Nato a Catania il 2 giugno 1969, Enzo Santapaola - morto la notte scorsa nell'ospedale "Maggiore" di Parma - è cresciuto negli anni in cui il padre Nitto stava edificando l'impero criminale dei Santapaola-Ercolano, stringendo alleanze di ferro con i Corleonesi di Totò Riina e proiettando il clan verso i vertici di Cosa Nostra siciliana. Mentre il padre affrontava la latitanza - terminata con l'arresto nel 1993 - e accumulava condanne all'ergastolo, Enzo si faceva conoscere. Secondo le ricostruzioni della Direzione distrettuale antimafia di Catania e le dichiarazioni di numerosi collaboratori di giustizia, Enzo Santapaola ha rappresentato per anni l'anello di congiunzione tra la vecchia mafia dei Corleonesi e le nuove leve della criminalità etnea. La storia giudiziaria di "Enzo" è stata, infatti, lunga e complessa.
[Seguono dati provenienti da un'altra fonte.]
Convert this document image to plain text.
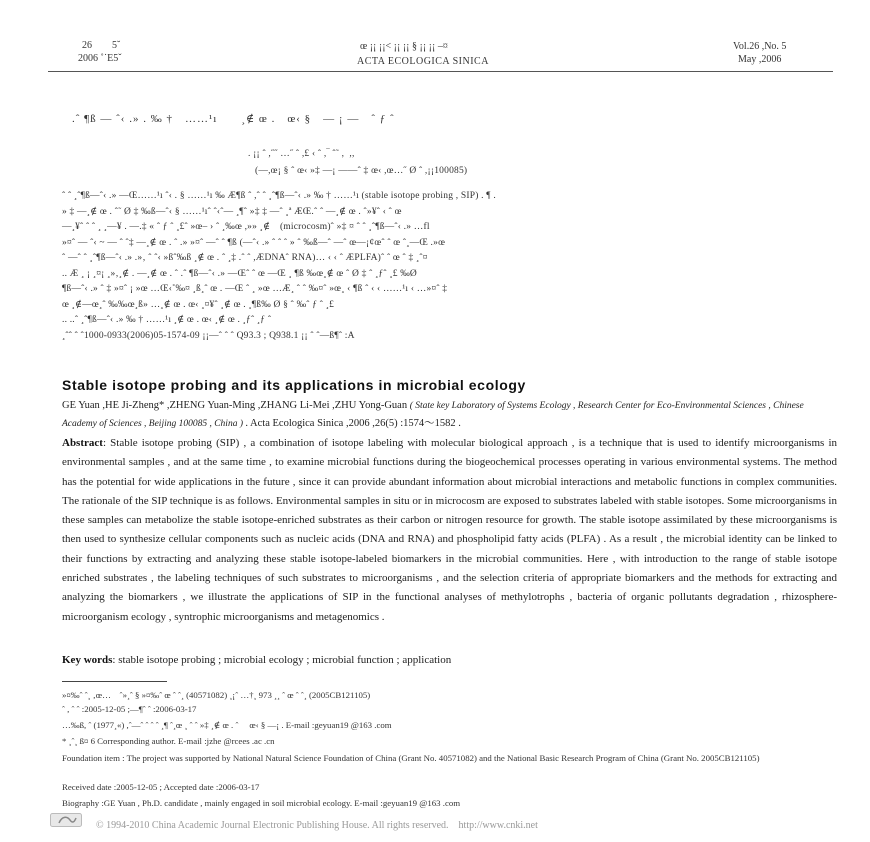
26　　5˘
2006 ˚˙E5ˇ
œ ¡¡ ¡¡< ¡¡ ¡¡ § ¡¡ ¡¡ –¤
ACTA ECOLOGICA SINICA
Vol.26 ,No. 5
May ,2006
.ˆ ¶ß — ˆ‹ .» . ‰ †　……¹ı　　¸∉ œ .　œ‹ §　— ¡ —　ˆ ƒ ˆ
. ¡¡ ˆ ,˝˝ …˝ ˆ ,£ ‹ ˆ ,‾ ˆ˜ ,  ,,
(—,œ¡ § ˆ œ‹ »‡ —¡ ——ˆ ‡ œ‹ ,œ…˝ Ø ˆ ,¡¡100085)
ˆ ˆ ¸ˆ¶ß—ˆ‹ .» —Œ……¹ı ˆ‹ . § ……¹ı ‰ Æ¶ß ˆ ,ˆ ˆ ¸ˆ¶ß—ˆ‹ .» ‰ † ……¹ı (stable isotope probing , SIP) . ¶ .
» ‡ —¸∉ œ . ˆ˜ Ø ‡ ‰ß—ˆ‹ § ……¹ıˆ ˆ‹ˆ— ¸¶ˆ »‡ ‡ —ˆ ¸ª ÆŒ.ˆ ˆ —¸∉ œ . ˆ»¥ˆ ‹ ˆ œ
—¸¥ˆ ˆ ˆ ¸ ¸—¥ . —.‡ « ˆ ƒ ˆ ¸£ˆ »œ– › ˆ ¸‰œ ,»» ¸∉　(microcosm)ˆ »‡ ¤ ˆ ˆ ¸ˆ¶ß—ˆ‹ .» …fl
»¤ˆ — ˆ‹ ~ — ˆ ˆ‡ —¸∉ œ . ˆ .» »¤ˆ —ˆ ˆ ¶ß (—ˆ‹ .» ˆ ˆ ˆ » ˆ ‰ß—ˆ —ˆ œ—¡¢œˆ ˆ œ ˆ¸—Œ .»œ
ˆ —ˆ ˆ ¸ˆ¶ß—ˆ‹ .» .»‚ ˆ ˆ‹ »ßˆ‰ß ¸∉ œ . ˆ ¸‡ .ˆ ˆ ,ÆDNAˆ RNA)… ‹ ‹ ˆ ÆPLFA)ˆ ˆ œ ˆ ‡ ¸ˆ¤
.. Æ ¸ ¡ ¸¤¡ ¸»‚¸∉ . —¸∉ œ . ˆ .ˆ ¶ß—ˆ‹ .» —Œˆ ˆ œ —Œ ¸ ¶ß ‰œ¸∉ œ ˆ Ø ‡ ˆ ¸ƒˆ ¸£ ‰Ø
¶ß—ˆ‹ .» ˆ ‡ »¤ˆ ¡ »œ …Œ‹˚‰¤ ¸ß¸ˆ œ . —Œ ˆ ¸ »œ …Æ¸ ˆ ˆ ‰¤ˆ »œ¸ ‹ ¶ß ˆ ‹ ‹ ……¹ı ‹ …»¤ˆ ‡
œ ¸∉—œ¸ˆ ‰‰œ¸ß» …¸∉ œ . œ‹ ¸¤¥ˆ ¸∉ œ . ¸¶ß‰ Ø § ˆ ‰ˆ ƒ ˆ ¸£
.. ..ˆ ¸ˆ¶ß—ˆ‹ .» ‰ † ……¹ı ¸∉ œ . œ‹ ¸∉ œ . ¸ƒˆ ¸ƒ ˆ
¸ˆˆ ˆ ˆ1000-0933(2006)05-1574-09 ¡¡—ˆ ˆ ˆ Q93.3 ; Q938.1 ¡¡ ˆ ˆ—ß¶ˆ :A
Stable isotope probing and its applications in microbial ecology
GE Yuan ,HE Ji-Zheng* ,ZHENG Yuan-Ming ,ZHANG Li-Mei ,ZHU Yong-Guan ( State key Laboratory of Systems Ecology , Research Center for Eco-Environmental Sciences , Chinese Academy of Sciences , Beijing 100085 , China ) . Acta Ecologica Sinica ,2006 ,26(5) :1574～1582 .
Abstract: Stable isotope probing (SIP) , a combination of isotope labeling with molecular biological approach , is a technique that is used to identify microorganisms in environmental samples , and at the same time , to examine microbial functions during the biogeochemical processes operating in various environmental systems. The method has the potential for wide applications in the future , since it can provide abundant information about microbial interactions and metabolic functions in complex communities. The rationale of the SIP technique is as follows. Environmental samples in situ or in microcosm are exposed to substrates labeled with stable isotopes. Some microorganisms in these samples can metabolize the stable isotope-enriched substrates as their carbon or nitrogen resource for growth. The stable isotope assimilated by these microorganisms is then used to synthesize cellular components such as nucleic acids (DNA and RNA) and phospholipid fatty acids (PLFA) . As a result , the microbial identity can be linked to their functions by extracting and analyzing these stable isotope-labeled biomarkers in the microbial communities. Here , with introduction to the range of stable isotope enriched substrates , the labeling techniques of such substrates to microorganisms , and the selection criteria of appropriate biomarkers and the methods for extracting and analyzing the biomarkers , we illustrate the applications of SIP in the functional analyses of methylotrophs , bacteria of organic pollutants degradation , rhizosphere-microorganism ecology , syntrophic microorganisms and metagenomics .
Key words: stable isotope probing ; microbial ecology ; microbial function ; application
»¤‰ˆ ˆ¸ ‚œ…　ˆ»¸ˆ § »¤‰ˆ œ ˆ ˆ¸ (40571082) ¸¡ˆ …†¸ 973 ¸¸ ˆ œ ˆ ˆ¸ (2005CB121105)
ˆ , ˆ ˆ :2005-12-05 ;—¶ˆ ˆ :2006-03-17
…‰ß, ˆ (1977¸«) ,ˆ—ˆ ˆ ˆ ˆ ¸¶ ˆ¸œ ¸ ˆ ˆ »‡ ¸∉ œ . ˆ　 œ‹ § —¡ . E-mail :geyuan19 @163 .com
* ¸ˆ¸ ß¤ 6 Corresponding author. E-mail :jzhe @rcees .ac .cn
Foundation item : The project was supported by National Natural Science Foundation of China (Grant No. 40571082) and the National Basic Research Program of China (Grant No. 2005CB121105)
Received date :2005-12-05 ; Accepted date :2006-03-17
Biography :GE Yuan , Ph.D. candidate , mainly engaged in soil microbial ecology. E-mail :geyuan19 @163 .com
© 1994-2010 China Academic Journal Electronic Publishing House. All rights reserved.　http://www.cnki.net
Enzo Santapaola è stato, infatti, colpito da ordinanze di custodia cautelare in storiche operazioni antimafia che, attraverso pesanti condanne definitive per associazione mafiosa ed estorsione finalizzate ad agevolare Cosa Nostra, lo hanno costretto a una lunga detenzione in regime di massima sicurezza. Anche dal carcere, però, il suo cognome ha continuato a esercitare una forte capacità di mediazione negli equilibri a Catania e provincia.Avrebbe compiuto 57 anni il prossimo 2 giugno. Era da tempo gravemente malato e le sue condizioni di salute si sono aggravate negli ultimi giorni. Il 2 marzo scorso era morto il padre, l'ergastolano Benedetto Santapaola, nel reparto di medicina penitenziaria dell'ospedale San Paolo di Milano. Come il padre anche Vincenzo Salvatore Santapaola ha lasciato la disposizione che il suo corpo venga cremato.Aggiornamento del 21 maggio 2026, ore 20.20 - In merito al fratello di Enzo Santapaola, Francesco, citato inizialmente nell'articolo, il legale di quest'ultimo, l'avvocato Ornella Valenti precisa: “Francesco Santapaola non è stato indicato dalla Procura come coreggente o reggente, insieme al fratello deceduto, dell’associazione Cosa Nostra catanese. Difatti, negli unici due procedimenti penali (Orsa Maggiore e Dionisio noti alle cronache), ove Santapaola Francesco è stato imputato per il reato di partecipazione all’associazione mafiosa, non è mai stata contestata l’ipotesi di cui al II comma dell’art. 416 bis c.p. (capo, reggente, promotore, organizzatore) e, comunque, segnalo che in entrambi i processi, lo stesso, è stato assolto per non aver commesso il fatto con sentenze divenute da tempo irrevocabili”.